A vinícola está localizada no distrito de Gualtallary, no vale do Uco, onde estão nascendo alguns dos mais premiados vinhos platinos (White Bonés e White Stones de Catena, El Enemigo Cabernet Franc, SuperUco e Zorzal Eggo Franco, por exemplo). Ali, a família Bemberg já contava com um vinhedo que foi ampliado pela compra do terreno vizinho, totalizando 65 hectares plantados.
“Utilizo apenas uma pequena parte dessas uvas. Dividimos os vinhedos em parcelas e escolho apenas fileiras de videiras, onde os solos são os mais adequados para cada variedade e não são frações quadradas do terreno. É praticamente uma seleção de videira à videira”, contou ele ao NeoFeed.
O que não é aproveitado pela Bemberg é direcionado para as outras vinícolas do Grupo Peñaflor. E o caminho inverso também ocorre. Daniel Pi tem acesso a qualquer uva das vinícolas do Grupo Peñaflor que considere de qualidade excepcional para incorporar na vinícola Bemberg.
Por isso, a linha hoje conta com vinhos dos vales de Pedernal, Calchaquí, Cafayate, além de outros vinhedos, em outras propriedades, dentro do vale de Uco. O foco é produzir o melhor e não há obrigação de lançar o mesmo vinho, da mesma parcela, em safras consecutivas.
Mesmo com início tão recente, os primeiros vinhos são da safra 2013 que chegaram ao mercado em 2019, o reconhecimento já vem sendo colhido com elevadas pontuações dos críticos internacionais (97 pontos nos vinhos La Linterna Chardonnay 2017 e La Linterna Malbec La Yesca 2015 no Decanter Wine Awards, e 97 pontos no La Linterna Malbec Chañar Punco 2017 por James Suckling).
Distante da acomodação, o enólogo antecipa uma novidade: em breve será feito um Bemberg californiano, provavelmente de Napa. “Um dos vinhedos da família está no distrito de Stags Leap, muito conceituado pela Cabernet Sauvignon.
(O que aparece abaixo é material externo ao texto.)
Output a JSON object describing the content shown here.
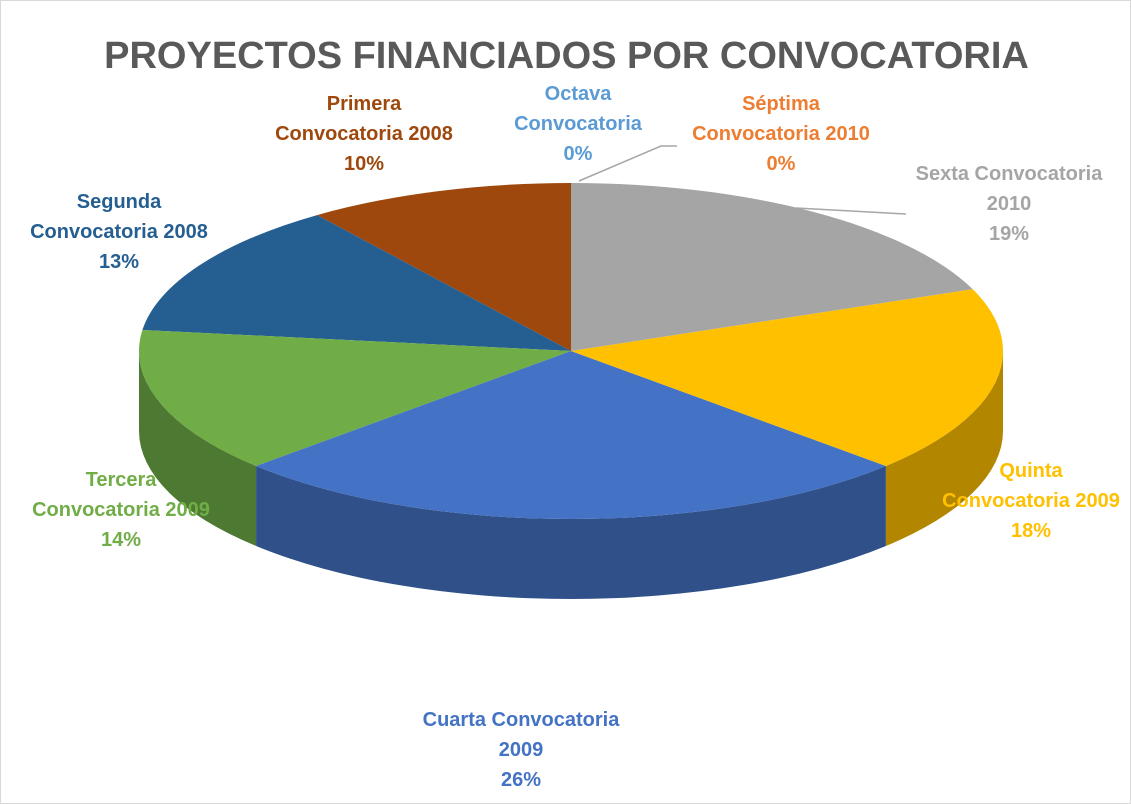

Vendíamos as uvas para a Mondavi e agora que o contrato de fornecimento se encerrou poderemos contar com essas uvas.”
O longo processo produtivo do vinho (média de cinco anos entre a colheita e o lançamento dos tintos) resulta da soma da visão do enólogo com o comitê formado pela família, uma vez que são vinhos potentes que pedem algum tempo de guarda para se “abrirem”.
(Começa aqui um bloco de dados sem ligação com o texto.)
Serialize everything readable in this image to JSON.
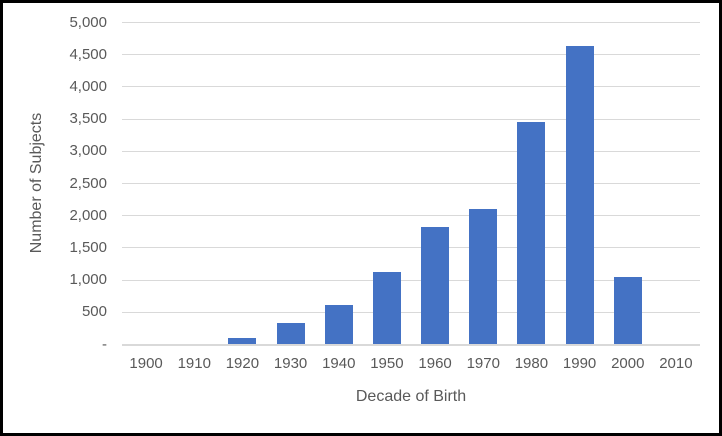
{
  "chart_data": {
    "type": "bar",
    "title": "",
    "xlabel": "Decade of Birth",
    "ylabel": "Number of Subjects",
    "categories": [
      "1900",
      "1910",
      "1920",
      "1930",
      "1940",
      "1950",
      "1960",
      "1970",
      "1980",
      "1990",
      "2000",
      "2010"
    ],
    "values": [
      0,
      0,
      100,
      340,
      620,
      1130,
      1820,
      2100,
      3450,
      4640,
      1050,
      0
    ],
    "ylim": [
      0,
      5000
    ],
    "y_tick_interval": 500,
    "y_tick_labels": [
      "-",
      "500",
      "1,000",
      "1,500",
      "2,000",
      "2,500",
      "3,000",
      "3,500",
      "4,000",
      "4,500",
      "5,000"
    ],
    "grid": true,
    "legend": false,
    "colors": {
      "bar": "#4472C4",
      "gridline": "#D9D9D9",
      "axis_line": "#D9D9D9",
      "text": "#595959",
      "background": "#FFFFFF",
      "frame_border": "#000000"
    }
  }
}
“O patriarca Otto Bamberg teve cinco filhos e hoje são mais de 200 descendentes. Em Bemberg, o conselho de administração é formado por cinco membros, um de cada linhagem dos descendentes de Otto”, disse Pi, complementando que, a cada vez que servia os vinhos já engarrafados para o conselho, diziam que os vinhos ainda estavam muito jovens.
O consenso foi que aos cinco anos de vida é o momento ideal para lançar os tintos, quando os vinhos já se mostram e ainda têm capacidade de evoluir por décadas.
Trajetória premiada
O enólogo supervisionava o trabalho de todas as vinícolas do grupo e era o responsável por imprimir o estilo singular de cada uma delas. Hoje, o grupo Peñaflor é reconhecido por ser o maior exportador de vinhos engarrafados da Argentina, com cifras que superam US$ 180 milhões anualmente. É também o maior produtor de Malbec no mundo.
Além de premiações relevantes como o melhor enólogo da Argentina em 2017, atribuído pelo Master of Wine e comunicador britânico Tim Atkin, Daniel Pi também levou a Trapiche aos prêmios de Melhor Vinícola do Novo Mundo pela Wine Enthusiast em 2019 e está na lista das 50 marcas mais admiradas da indústria no mesmo ano da publicação Drinks International.
E os números também dão suporte ao trabalho de Pi. Desde 2002, quando assumiu Trapiche, a vinícola cresceu 50% em volumes de venda no mercado interno e multiplicou por oito o faturamento com as exportações, levando em contra apenas a vinícola Trapiche.
“Estou com 61 anos de idade e cheguei em um momento da vida que quero diminuir o ritmo de trabalho e dedicar aos projetos interessantes e meu projeto pessoal”, explica Pi, para retratar a convergência de seu momento profissional com o desafio que a família Bemberg, proprietária do Grupo Peñaflor, também já estava disposta a encarar.